Ne çizdiğini sorduk:
k: Babam büyüdü ya, o yüzden kamyon kullanıyor.
Ne çizdiğini sorduk:
k: Babam büyüdü ya, o yüzden kamyon kullanıyor.
Gece uykudan uyanır salona gelir;
a: Oğlum neden kalktın sen?
k: Anne benim enerjim doldu, uyandım.
k: Bütün babalar kel değil, bazı babalar kel!
b: Hadi sen de araba ol beraber geçelim.
k: Hayır baba sen araba ol, ben yanındaki yolcu olacağım.
k: Anne dedem sabah sabah hep maç ve haber seyrediyor. Hiç bana çizgi film açmıyor.
k: Anne ben icecream yemeyeceğim çünkü simdi sleep’ teyim.
Akşam yemeğinde arka masada İngilizce konuşanlar ilgisini çekti. Biraz heyecanla seyrettikten sonra lafa girdi:
t(urist): How are you?
k: Fine, thanks. How are you?
t: Fine. What’s your name?
k: Yes!
Tam arabadan inmekte üzereyken Sticker’ını düşürdü. Arayıp taramamıza rağmen bulamadık;
b: Öğretmenlerine yenisini sorarız oğlum.
k: Soramayız baba! Ben onu öğretmenlerimden gizli almıştım…
k: Anne benim neden bizimle aynı evde oturan bebek arkadaşım yok.
a: Nasıl olacak o Karan?
k: Bebek yatacak yatakta biraz şişko olana kadar. Sonra ağlayacak ben de yanına gidip güldüreceğim onu.

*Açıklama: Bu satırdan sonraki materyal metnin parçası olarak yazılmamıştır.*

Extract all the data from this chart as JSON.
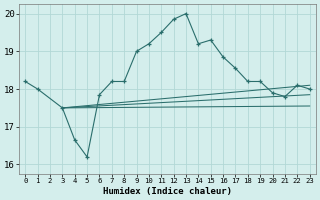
{
  "background_color": "#d4eeec",
  "grid_color": "#b2d8d6",
  "line_color": "#2a6e6c",
  "xlabel": "Humidex (Indice chaleur)",
  "xlim": [
    -0.5,
    23.5
  ],
  "ylim": [
    15.75,
    20.25
  ],
  "x_ticks": [
    0,
    1,
    2,
    3,
    4,
    5,
    6,
    7,
    8,
    9,
    10,
    11,
    12,
    13,
    14,
    15,
    16,
    17,
    18,
    19,
    20,
    21,
    22,
    23
  ],
  "y_ticks": [
    16,
    17,
    18,
    19,
    20
  ],
  "main_x": [
    0,
    1,
    3,
    4,
    5,
    6,
    7,
    8,
    9,
    10,
    11,
    12,
    13,
    14,
    15,
    16,
    17,
    18,
    19,
    20,
    21,
    22,
    23
  ],
  "main_y": [
    18.2,
    18.0,
    17.5,
    16.65,
    16.2,
    17.85,
    18.2,
    18.2,
    19.0,
    19.2,
    19.5,
    19.85,
    20.0,
    19.2,
    19.3,
    18.85,
    18.55,
    18.2,
    18.2,
    17.9,
    17.8,
    18.1,
    18.0
  ],
  "straight_lines": [
    {
      "x": [
        3,
        23
      ],
      "y": [
        17.5,
        18.1
      ]
    },
    {
      "x": [
        3,
        23
      ],
      "y": [
        17.5,
        17.85
      ]
    },
    {
      "x": [
        3,
        23
      ],
      "y": [
        17.5,
        17.55
      ]
    }
  ]
}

Telefonda çizgi film seyrederken anneannesi yemek sorar;
aa: Makarna-yoğurt mu istersin yoksa pilav-yoğurt mu?
k: …
aa: Oğlum cevap versene, makarna-yoğurt mu istersin yoksa pilav-yoğurt mu?
k: Evet
Dört kişilik masaya oturmak için hamle yaptığımızda;
k: Bu masaya yedi kişi oturabilir?
b: Nerden çıkardın oğlum?
k: Üstünde yedi yazıyor.
Meğer masa numarası yediymiş.
b: Bu akşam bombasın Karan.
k: Bomba mı? Sen de gündüzün bombasısın o zaman!

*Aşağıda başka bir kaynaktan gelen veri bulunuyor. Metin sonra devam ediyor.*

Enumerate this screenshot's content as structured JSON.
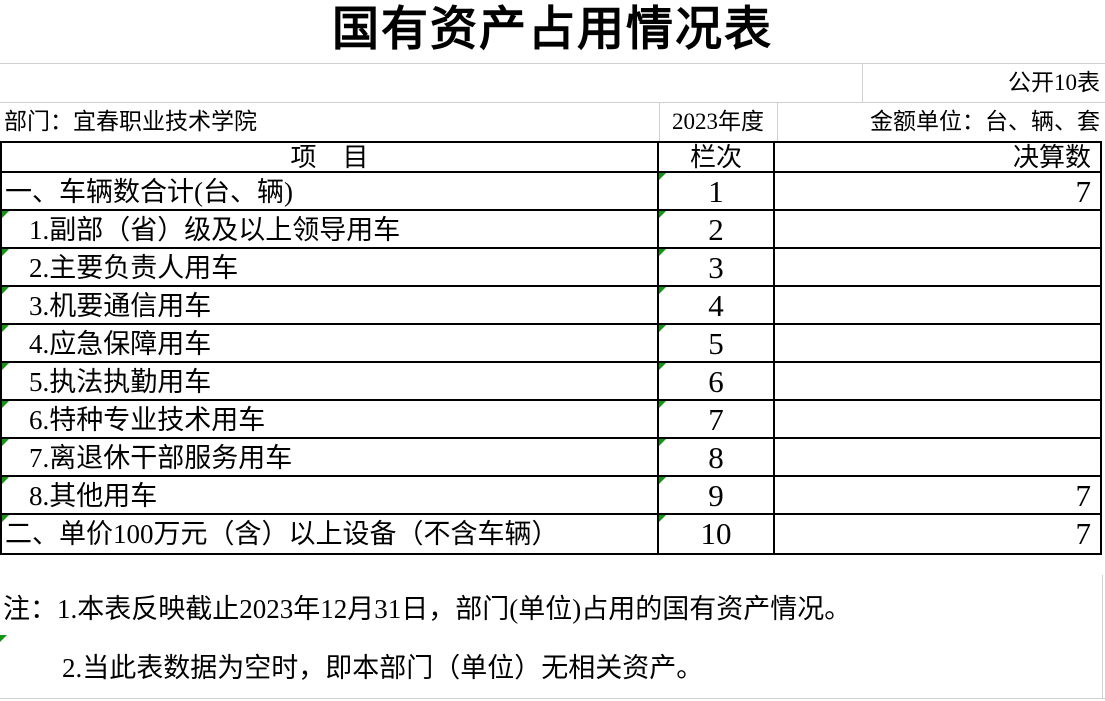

Anne ve baba akşam gezmesi için yer seçmektedir;
a: Şu aşağıya yeni bir yer açılmış, Kahve Dünyası’na benziyor.
k: Ben Kahve Dünyası’nda çok eğlenirim. Orda oyun alanı var mı?
a: Yok
k: Tırmanma yeri var mı?
a: O da yok
k: Anne, Kahve Dünyası’nda sadece kahve mi var?